Let them sing about their boy problems!

Photo by Olivia Rodrigo on

As everyone knows, Olivia Rodrigo has become an overnight sensation with her song, “drivers license”. Her instant bop has gotten her to the top of the Billboard Charts and on the global radar. Of course, that doesn’t come without a little pushback.

Recently, Rodrigo has been criticized for writing about her personal experience in her alleged love triangle with “High School Musical: The Musical The Series” co-star, Joshua Bassett, and former Disney star, Sabrina Carpenter.

Critics and listeners of the single stated that the song is nothing more than a teenage girl diary entry about boy problems and drama. They also mentioned Rodrigo should attempt to reach a deeper meaning with her song lyrics. I don’t know how she could get even more vulnerable than that.
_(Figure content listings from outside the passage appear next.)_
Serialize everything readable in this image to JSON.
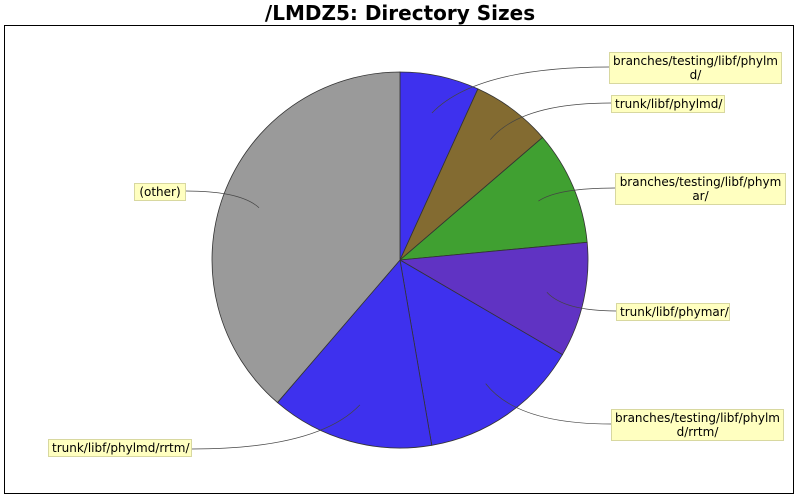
{
  "chart_data": {
    "type": "pie",
    "title": "/LMDZ5: Directory Sizes",
    "slices": [
      {
        "label": "branches/testing/libf/phylmd/",
        "value": 6.8,
        "color": "#3e31ee"
      },
      {
        "label": "trunk/libf/phylmd/",
        "value": 6.9,
        "color": "#836b31"
      },
      {
        "label": "branches/testing/libf/phymar/",
        "value": 9.8,
        "color": "#40a031"
      },
      {
        "label": "trunk/libf/phymar/",
        "value": 9.9,
        "color": "#6033c3"
      },
      {
        "label": "branches/testing/libf/phylmd/rrtm/",
        "value": 13.9,
        "color": "#3e31ee"
      },
      {
        "label": "trunk/libf/phylmd/rrtm/",
        "value": 14.0,
        "color": "#3e31ee"
      },
      {
        "label": "(other)",
        "value": 38.7,
        "color": "#9a9a9a"
      }
    ]
  }
}
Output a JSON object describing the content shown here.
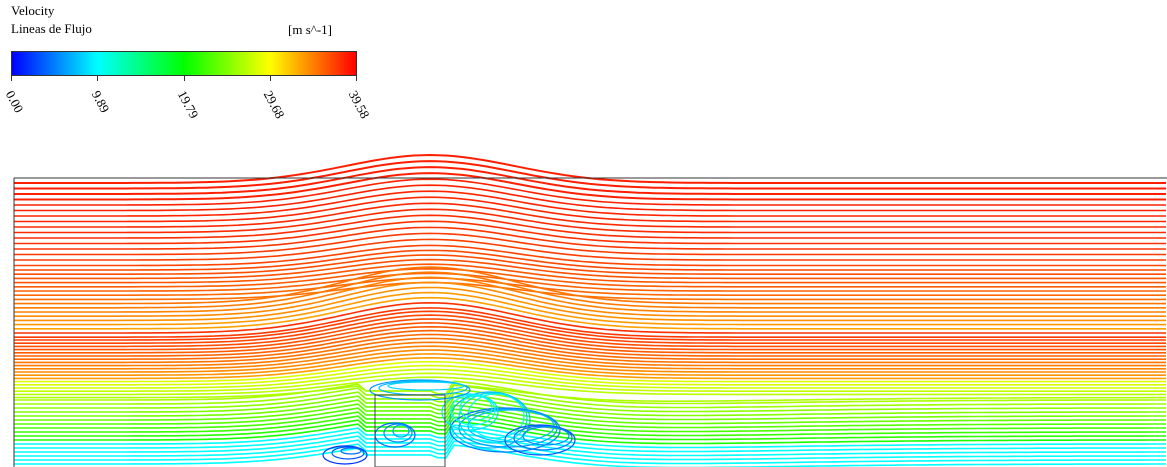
{
  "legend": {
    "title": "Velocity",
    "subtitle": "Lineas de Flujo",
    "units": "[m s^-1]",
    "ticks": [
      "0.00",
      "9.89",
      "19.79",
      "29.68",
      "39.58"
    ]
  },
  "chart_data": {
    "type": "streamline",
    "variable": "Velocity",
    "title": "Lineas de Flujo",
    "units": "[m s^-1]",
    "colorbar": {
      "min": 0.0,
      "max": 39.58,
      "ticks": [
        0.0,
        9.89,
        19.79,
        29.68,
        39.58
      ],
      "tick_labels": [
        "0.00",
        "9.89",
        "19.79",
        "29.68",
        "39.58"
      ],
      "colormap": [
        "#0000ff",
        "#00ffff",
        "#00ff00",
        "#ffff00",
        "#ff0000"
      ]
    },
    "obstacle": "rectangular bluff body",
    "grid": false
  }
}
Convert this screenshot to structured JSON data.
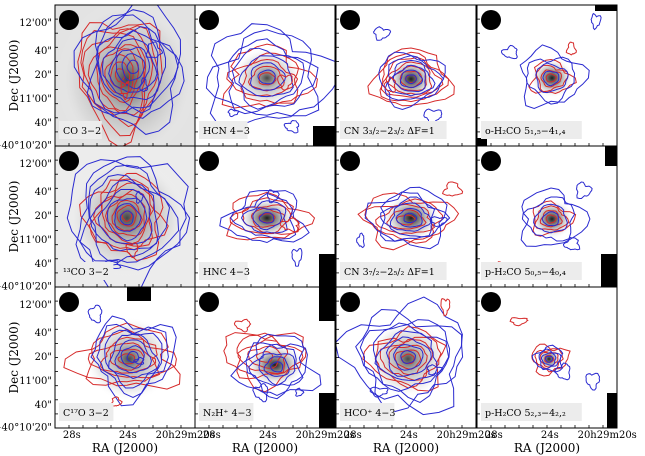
{
  "chart_data": {
    "type": "contour-map-grid",
    "rows": 3,
    "cols": 4,
    "xlabel": "RA (J2000)",
    "ylabel": "Dec (J2000)",
    "x_ticks": [
      "28s",
      "24s",
      "20h29m20s"
    ],
    "y_ticks": [
      "12'00\"",
      "40\"",
      "20\"",
      "11'00\"",
      "40\"",
      "+40°10'20\""
    ],
    "contour_colors": {
      "red": "#d62a2a",
      "blue": "#2a2ad0"
    },
    "panels": [
      {
        "row": 0,
        "col": 0,
        "label": "CO 3−2",
        "type": "co"
      },
      {
        "row": 0,
        "col": 1,
        "label": "HCN 4−3",
        "type": "hcn"
      },
      {
        "row": 0,
        "col": 2,
        "label": "CN 3₃/₂−2₃/₂ ΔF=1",
        "type": "cn"
      },
      {
        "row": 0,
        "col": 3,
        "label": "o-H₂CO 5₁,₅−4₁,₄",
        "type": "compact"
      },
      {
        "row": 1,
        "col": 0,
        "label": "¹³CO 3−2",
        "type": "13co"
      },
      {
        "row": 1,
        "col": 1,
        "label": "HNC 4−3",
        "type": "hnc"
      },
      {
        "row": 1,
        "col": 2,
        "label": "CN 3₇/₂−2₅/₂ ΔF=1",
        "type": "cn2"
      },
      {
        "row": 1,
        "col": 3,
        "label": "p-H₂CO 5₀,₅−4₀,₄",
        "type": "compact"
      },
      {
        "row": 2,
        "col": 0,
        "label": "C¹⁷O 3−2",
        "type": "c17o"
      },
      {
        "row": 2,
        "col": 1,
        "label": "N₂H⁺ 4−3",
        "type": "n2h"
      },
      {
        "row": 2,
        "col": 2,
        "label": "HCO⁺ 4−3",
        "type": "hco"
      },
      {
        "row": 2,
        "col": 3,
        "label": "p-H₂CO 5₂,₃−4₂,₂",
        "type": "weak"
      }
    ]
  }
}
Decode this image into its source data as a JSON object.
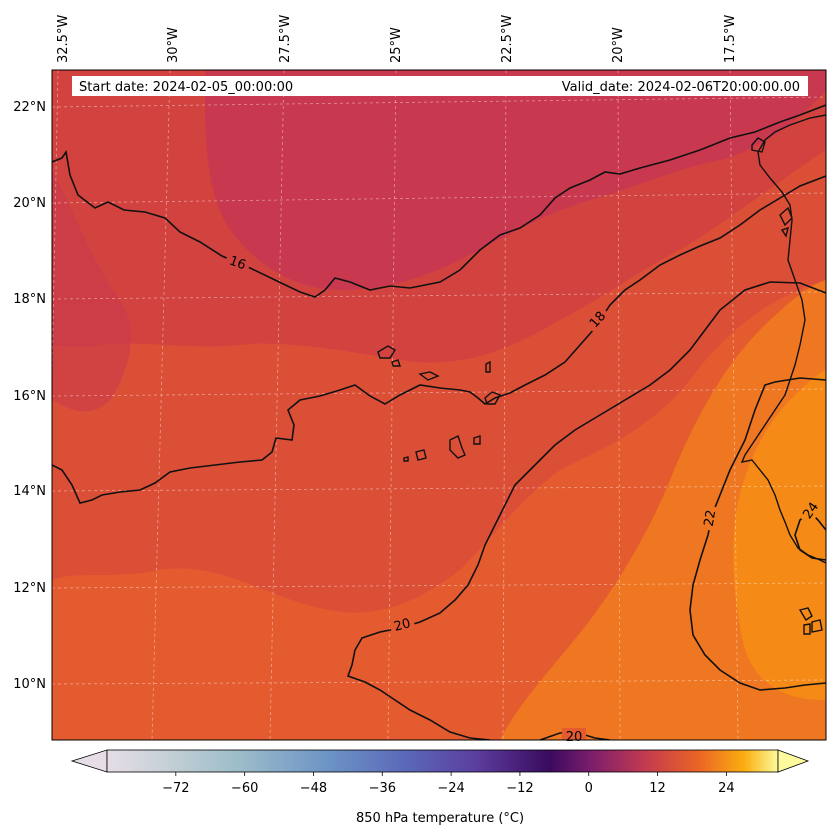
{
  "map": {
    "start_date_label": "Start date: 2024-02-05_00:00:00",
    "valid_date_label": "Valid_date: 2024-02-06T20:00:00.00",
    "longitude_ticks": [
      "32.5°W",
      "30°W",
      "27.5°W",
      "25°W",
      "22.5°W",
      "20°W",
      "17.5°W"
    ],
    "latitude_ticks": [
      "22°N",
      "20°N",
      "18°N",
      "16°N",
      "14°N",
      "12°N",
      "10°N"
    ],
    "contour_labels": [
      "16",
      "18",
      "20",
      "22",
      "24",
      "20"
    ]
  },
  "colorbar": {
    "label": "850 hPa temperature (°C)",
    "ticks": [
      "−72",
      "−60",
      "−48",
      "−36",
      "−24",
      "−12",
      "0",
      "12",
      "24"
    ],
    "tick_values": [
      -72,
      -60,
      -48,
      -36,
      -24,
      -12,
      0,
      12,
      24
    ],
    "range": [
      -84,
      33
    ]
  },
  "colors": {
    "cold_band": "#c8384f",
    "mid_band": "#d9483f",
    "warm_band": "#e45b2f",
    "hot_band": "#ef7722",
    "hottest_band": "#f58a16"
  }
}
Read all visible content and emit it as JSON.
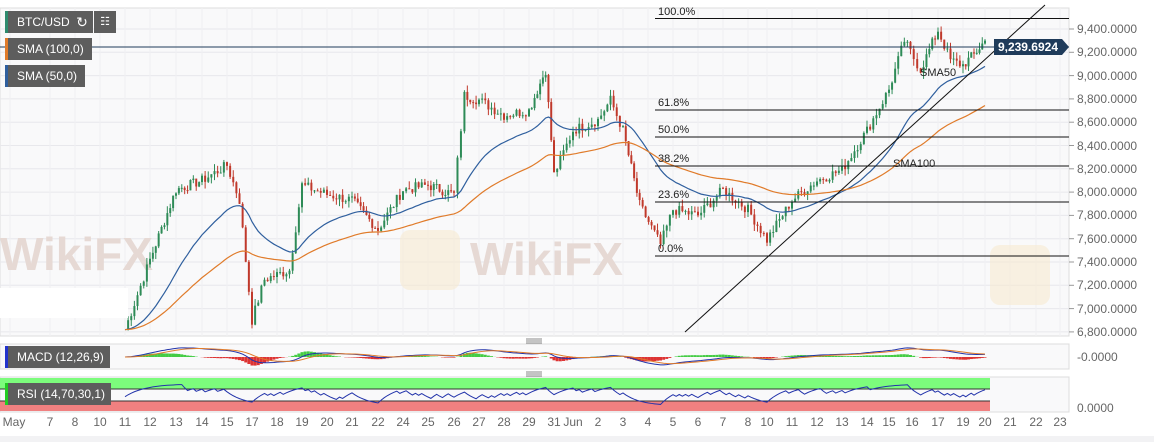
{
  "toolbar": {
    "symbol": "BTC/USD",
    "refresh_icon": "refresh-icon",
    "bars_icon": "bar-chart-icon"
  },
  "indicators": {
    "sma100": "SMA (100,0)",
    "sma50": "SMA (50,0)",
    "macd": "MACD (12,26,9)",
    "rsi": "RSI (14,70,30,1)"
  },
  "colors": {
    "up": "#2e8b57",
    "down": "#c0392b",
    "sma50": "#2f5f9e",
    "sma100": "#e07b2a",
    "current_price": "#1f3b5a",
    "rsi_overbought": "#7cfc7c",
    "rsi_oversold": "#f08080"
  },
  "current_price": "9,239.6924",
  "chart_data": {
    "type": "line",
    "y_ticks": [
      "9,400.0000",
      "9,200.0000",
      "9,000.0000",
      "8,800.0000",
      "8,600.0000",
      "8,400.0000",
      "8,200.0000",
      "8,000.0000",
      "7,800.0000",
      "7,600.0000",
      "7,400.0000",
      "7,200.0000",
      "7,000.0000",
      "6,800.0000"
    ],
    "ylim": [
      6800,
      9400
    ],
    "x_ticks": [
      "May",
      "7",
      "8",
      "10",
      "11",
      "12",
      "13",
      "14",
      "15",
      "17",
      "18",
      "19",
      "20",
      "21",
      "22",
      "24",
      "25",
      "26",
      "27",
      "28",
      "29",
      "31",
      "Jun",
      "2",
      "3",
      "4",
      "5",
      "6",
      "7",
      "8",
      "10",
      "11",
      "12",
      "13",
      "14",
      "15",
      "16",
      "17",
      "19",
      "20",
      "21",
      "22",
      "23"
    ],
    "price": [
      [
        "05-11 00:00",
        6820
      ],
      [
        "05-12 00:00",
        7420
      ],
      [
        "05-13 00:00",
        8020
      ],
      [
        "05-14 00:00",
        8100
      ],
      [
        "05-15 00:00",
        8230
      ],
      [
        "05-16 00:00",
        7930
      ],
      [
        "05-17 00:00",
        6900
      ],
      [
        "05-17 12:00",
        7250
      ],
      [
        "05-18 12:00",
        7330
      ],
      [
        "05-19 00:00",
        8060
      ],
      [
        "05-20 00:00",
        7980
      ],
      [
        "05-21 00:00",
        7930
      ],
      [
        "05-22 00:00",
        7680
      ],
      [
        "05-24 00:00",
        8020
      ],
      [
        "05-25 00:00",
        8060
      ],
      [
        "05-26 00:00",
        7980
      ],
      [
        "05-26 10:00",
        8830
      ],
      [
        "05-27 00:00",
        8790
      ],
      [
        "05-28 00:00",
        8660
      ],
      [
        "05-29 00:00",
        8700
      ],
      [
        "05-30 08:00",
        9050
      ],
      [
        "05-31 00:00",
        8150
      ],
      [
        "06-01 00:00",
        8530
      ],
      [
        "06-02 00:00",
        8620
      ],
      [
        "06-02 12:00",
        8790
      ],
      [
        "06-03 00:00",
        8530
      ],
      [
        "06-03 16:00",
        7890
      ],
      [
        "06-04 12:00",
        7550
      ],
      [
        "06-05 00:00",
        7850
      ],
      [
        "06-06 00:00",
        7800
      ],
      [
        "06-07 00:00",
        8020
      ],
      [
        "06-08 00:00",
        7850
      ],
      [
        "06-10 00:00",
        7590
      ],
      [
        "06-11 00:00",
        7930
      ],
      [
        "06-12 00:00",
        8100
      ],
      [
        "06-13 00:00",
        8190
      ],
      [
        "06-14 00:00",
        8530
      ],
      [
        "06-15 00:00",
        8880
      ],
      [
        "06-15 16:00",
        9300
      ],
      [
        "06-16 08:00",
        9050
      ],
      [
        "06-17 00:00",
        9390
      ],
      [
        "06-18 00:00",
        9130
      ],
      [
        "06-19 00:00",
        9090
      ],
      [
        "06-19 12:00",
        9180
      ],
      [
        "06-20 00:00",
        9300
      ]
    ],
    "fibonacci": [
      {
        "label": "100.0%",
        "value": 9490
      },
      {
        "label": "61.8%",
        "value": 8705
      },
      {
        "label": "50.0%",
        "value": 8473
      },
      {
        "label": "38.2%",
        "value": 8224
      },
      {
        "label": "23.6%",
        "value": 7915
      },
      {
        "label": "0.0%",
        "value": 7452
      }
    ],
    "annotations": [
      {
        "text": "SMA50",
        "value": 9030
      },
      {
        "text": "SMA100",
        "value": 8250
      }
    ],
    "macd_axis": "-0.0000",
    "rsi_axis": "0.0000"
  },
  "watermark": "WikiFX"
}
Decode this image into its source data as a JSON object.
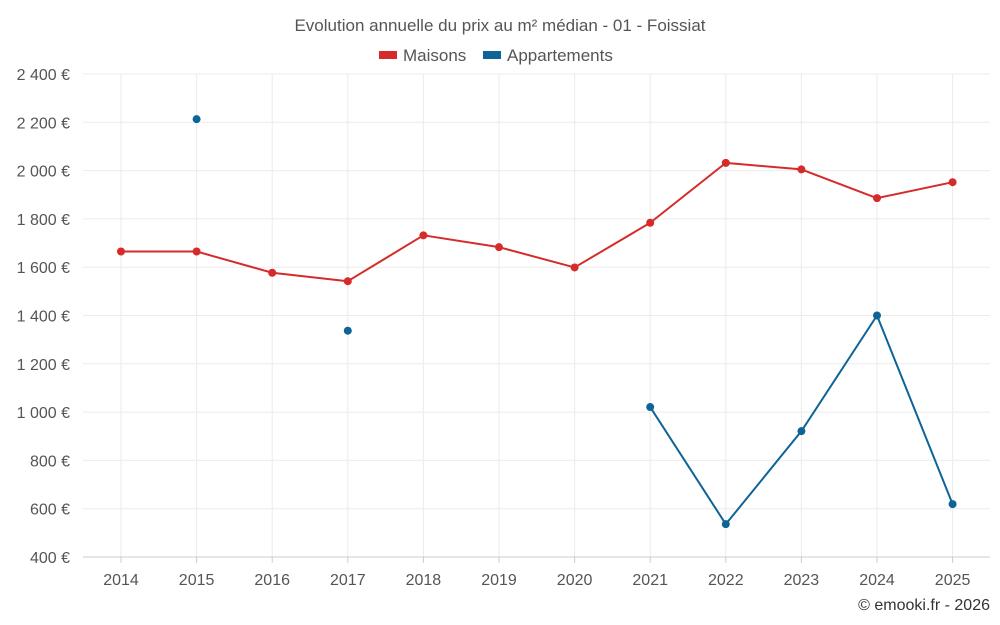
{
  "chart_data": {
    "type": "line",
    "title": "Evolution annuelle du prix au m² médian - 01 - Foissiat",
    "categories": [
      "2014",
      "2015",
      "2016",
      "2017",
      "2018",
      "2019",
      "2020",
      "2021",
      "2022",
      "2023",
      "2024",
      "2025"
    ],
    "ylim": [
      400,
      2400
    ],
    "yticks": [
      400,
      600,
      800,
      1000,
      1200,
      1400,
      1600,
      1800,
      2000,
      2200,
      2400
    ],
    "ytick_labels": [
      "400 €",
      "600 €",
      "800 €",
      "1 000 €",
      "1 200 €",
      "1 400 €",
      "1 600 €",
      "1 800 €",
      "2 000 €",
      "2 200 €",
      "2 400 €"
    ],
    "grid": true,
    "legend_position": "top-center",
    "series": [
      {
        "name": "Maisons",
        "color": "#d62b2b",
        "values": [
          1665,
          1665,
          1577,
          1542,
          1732,
          1683,
          1599,
          1784,
          2032,
          2005,
          1886,
          1952
        ]
      },
      {
        "name": "Appartements",
        "color": "#0e6496",
        "values": [
          null,
          2213,
          null,
          1337,
          null,
          null,
          null,
          1021,
          536,
          921,
          1400,
          619
        ]
      }
    ]
  },
  "credit": "© emooki.fr - 2026"
}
This sounds all too familiar. Taylor Swift received the same criticism since the release of her debut album back in 2006, and is still dealing with it now. It is almost as if the music industry is a little sexist and misogynistic. To this day, Swift is faced with sexist jokes with the most prevalent being the, “don’t date her unless you want a song written about you,” joke.

Why is it socially acceptable for Ed Sheeran and Drake to make music about love and their relationship problems? But the second a woman does it, they’re ridiculed and labeled as dramatic. The criticism is obviously rooted in gender stereotypes that push harmful ideologies on young and impressionable people. It just further proves that no matter what teen girls do, they are always going to be criticized, ridiculed and shamed by the media or the people in their lives. They are always reduced to being dramatic instead of passionate.

For example, when men cry at sporting events because their favorite team won, they’re deemed as passionate. But when a girl does it at a concert, she is labeled as dramatic and ridiculous. WHAT? Make it make sense, please.

One of the saddest things is, it doesn’t stop there. When a girl expresses her interest in a subject similar to Marvel or games, men suddenly become experts in the subject and give the girls a pop quiz to really test their knowledge and how true of a fan they are. That is complete bullshit. Who ever deemed these men as qualified to do so?


Why do people feel the need to invalidate something because teenage girls like it or create it? Shouldn’t we be supporting and uplifting them?

Let them write songs about their break-ups. Let them decide what they want to look like.

Let’s end the culture of bullying them.

In the wise words of Harry Styles, “[Teenage girls are] our future. Our future doctors, lawyers, mothers, presidents, they kind of keep the world going.”